Mikhaïl Gorbatchev est décédé le 30 août 2022 à Moscou, à l’âge de 91 ans, suite à une longue maladie comme on dit… En fait cela fait plus de trente ans qu’il était effacé des radars de l’actualité mondiale.
Sa disparition finale suscite hommages en Occident, en particulier en Allemagne, et indifférence sinon mépris en Russie. Pour ses obsèques, le dernier président de l’URSS (1990-1991) s’est vu privé de la présence de l’inamovible président de la Russie (2012- ?).
Pourtant, ici et maintenant, comment oublier que son nom reste associé aux mots perestroïka et glasnost ? Et combien la charge politique et émotionnelle de ces derniers fut puissante, annonçant un dégel dont a espéré qu’il ne conduise pas à une débâcle !

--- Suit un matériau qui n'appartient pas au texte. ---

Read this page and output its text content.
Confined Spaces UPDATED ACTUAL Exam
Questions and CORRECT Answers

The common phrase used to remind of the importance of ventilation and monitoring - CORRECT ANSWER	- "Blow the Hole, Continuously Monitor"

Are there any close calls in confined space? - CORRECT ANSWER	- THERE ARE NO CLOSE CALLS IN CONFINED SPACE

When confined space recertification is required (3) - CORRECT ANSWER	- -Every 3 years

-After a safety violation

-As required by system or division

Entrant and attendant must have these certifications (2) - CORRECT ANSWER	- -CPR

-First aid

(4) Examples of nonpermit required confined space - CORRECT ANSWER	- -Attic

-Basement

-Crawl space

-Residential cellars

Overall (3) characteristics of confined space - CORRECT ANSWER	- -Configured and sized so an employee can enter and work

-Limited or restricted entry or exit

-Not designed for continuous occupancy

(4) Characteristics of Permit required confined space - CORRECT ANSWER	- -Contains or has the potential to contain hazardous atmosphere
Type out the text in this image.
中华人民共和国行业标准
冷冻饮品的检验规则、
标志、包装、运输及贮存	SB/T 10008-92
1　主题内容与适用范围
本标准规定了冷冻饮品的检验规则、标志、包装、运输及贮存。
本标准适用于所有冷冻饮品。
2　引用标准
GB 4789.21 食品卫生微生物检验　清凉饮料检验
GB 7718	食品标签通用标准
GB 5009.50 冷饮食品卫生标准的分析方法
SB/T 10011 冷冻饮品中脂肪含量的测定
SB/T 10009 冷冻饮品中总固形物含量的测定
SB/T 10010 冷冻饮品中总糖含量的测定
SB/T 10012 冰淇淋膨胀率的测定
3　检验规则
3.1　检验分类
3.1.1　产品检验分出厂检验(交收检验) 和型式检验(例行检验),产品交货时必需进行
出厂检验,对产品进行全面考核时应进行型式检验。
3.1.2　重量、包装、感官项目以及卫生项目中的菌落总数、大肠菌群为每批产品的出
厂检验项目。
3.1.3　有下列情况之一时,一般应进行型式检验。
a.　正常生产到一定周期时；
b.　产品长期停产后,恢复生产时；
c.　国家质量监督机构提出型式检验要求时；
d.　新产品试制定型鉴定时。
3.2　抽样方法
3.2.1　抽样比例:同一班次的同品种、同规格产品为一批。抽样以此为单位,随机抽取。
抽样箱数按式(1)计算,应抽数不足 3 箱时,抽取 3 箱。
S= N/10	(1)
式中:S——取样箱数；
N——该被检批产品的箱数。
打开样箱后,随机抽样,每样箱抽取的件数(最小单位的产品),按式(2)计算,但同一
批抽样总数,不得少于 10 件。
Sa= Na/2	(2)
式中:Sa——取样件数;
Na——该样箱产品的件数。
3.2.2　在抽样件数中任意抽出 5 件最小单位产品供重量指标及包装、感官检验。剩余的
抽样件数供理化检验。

Après, en 1956, le XXème congrès du PCUS et le rapport Khrouchtchev avec ses “révélations” quant aux crimes de Staline, ne fallait-il pas y voir enfin la confirmation que cet immense société née d’Octobre 17 recélait des ressources socialistes que le stalinisme n’aurait pas éradiquées ? Cette “révolution politique” dont Trotsky avait théorisé la promesse, celle d’une URSS échappant à la restauration capitaliste et se réengageant sur la voie d’un socialisme démocratique, par la grâce d’une mobilisation révolutionnaire des masses renversant la bureaucratie.

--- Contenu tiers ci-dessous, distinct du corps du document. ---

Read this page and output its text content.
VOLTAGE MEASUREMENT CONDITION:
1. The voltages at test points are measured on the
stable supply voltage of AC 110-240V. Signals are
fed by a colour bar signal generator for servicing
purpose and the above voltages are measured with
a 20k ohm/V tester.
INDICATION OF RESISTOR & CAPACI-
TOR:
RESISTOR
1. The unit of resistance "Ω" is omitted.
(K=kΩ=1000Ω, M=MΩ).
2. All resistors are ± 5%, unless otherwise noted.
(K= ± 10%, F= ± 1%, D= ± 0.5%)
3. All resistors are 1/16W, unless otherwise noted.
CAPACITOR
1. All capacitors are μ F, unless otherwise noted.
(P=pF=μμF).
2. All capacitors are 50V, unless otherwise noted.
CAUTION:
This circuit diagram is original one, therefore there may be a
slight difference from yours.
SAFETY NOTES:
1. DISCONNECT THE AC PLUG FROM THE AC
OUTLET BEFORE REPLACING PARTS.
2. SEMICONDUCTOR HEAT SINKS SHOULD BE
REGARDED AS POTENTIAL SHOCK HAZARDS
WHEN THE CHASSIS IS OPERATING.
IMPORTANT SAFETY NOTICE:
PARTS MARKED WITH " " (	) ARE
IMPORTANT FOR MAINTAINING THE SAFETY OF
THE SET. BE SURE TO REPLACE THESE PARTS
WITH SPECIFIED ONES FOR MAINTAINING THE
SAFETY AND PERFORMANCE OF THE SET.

Las, on sait ce qu’il en fut.
Une mutation de cette même bureaucratie en une classe ralliée au néolibéralisme le plus sauvage, faisant montre d’une avidité sans mesure.
Gorbatchev le réformateur avait échoué.
A l’Ouest, on voit en lui le chef d’État qui a mis fin à l’engagement en Afghanistan et à la course aux armements, qui a permis la réconciliation Est-Ouest et rendu possible la réunification de l’Allemagne, et plus généralement une dislocation de l’URSS sans trop d’effusions de sang. D’où ce prix Nobel à lui attribué.
Il semble que la Russie très majoritairement l’accuse d’être le liquidateur de l’URSS, donc de porter la responsabilité des malheurs qui s’en sont suivis pour le peuple russe et de la déqualification spectaculaire de la puissance du pays. Donc, si on en croit Poutine, il serait coupable, devant l’histoire et face au peuple russe, de “la plus grande catastrophe géopolitique du XXème siècle”.
Ce que de son côté confirme Xi qui voit en lui le “parrain du nihilisme” qui a détruit l’URSS de l’intérieur.
Aux États-Unis et en Europe on se garde bien de mêler aux hommages des interrogations pour savoir si à son égard on a tout fait bien. En 1991, lors du sommet du G7 à Londres, alors que l’économie soviétique était au plus mal et les prix du pétrole au plus bas, la demande de crédits présentée par Gorbatchev reçut une fin de non recevoir. Autant “verser de l’eau sur du sable” aurait décrété George Bush père. “C’était le sommet de la dernière chance” explique Andreï Gratchev alors conseiller de Gorbatchev.
On pourra longuement disserter sur la question de savoir si ce bureaucrate de haut vol, formaté dans la matrice stalinienne, avait les moyens de réformer l’État soviétique. Reste que son mérite est d’avoir provoqué une onde de choc qui a changé le monde.
Quant à l’ambiguïté de son destin personnel, elle se manifeste aujourd’hui de manière fascinante. Lui dont la politique a permis d’enclencher le long et difficulteux processus de l’indépendance de l’Ukraine, meurt à nouveau alors que la guerre de Poutine contre l’Ukraine ravage ce pays et change à nouveau la donne en Europe.
Il se dit que Gorbatchev vieux et diminué critiquait Poutine pour l’étouffement des libertés qu’il opère avec maîtrise et détermination. Mais avait approuvé l’annexion de la Crimée et se montrait compréhensif pour ses efforts visant à restaurer la grandeur passée de la Russie.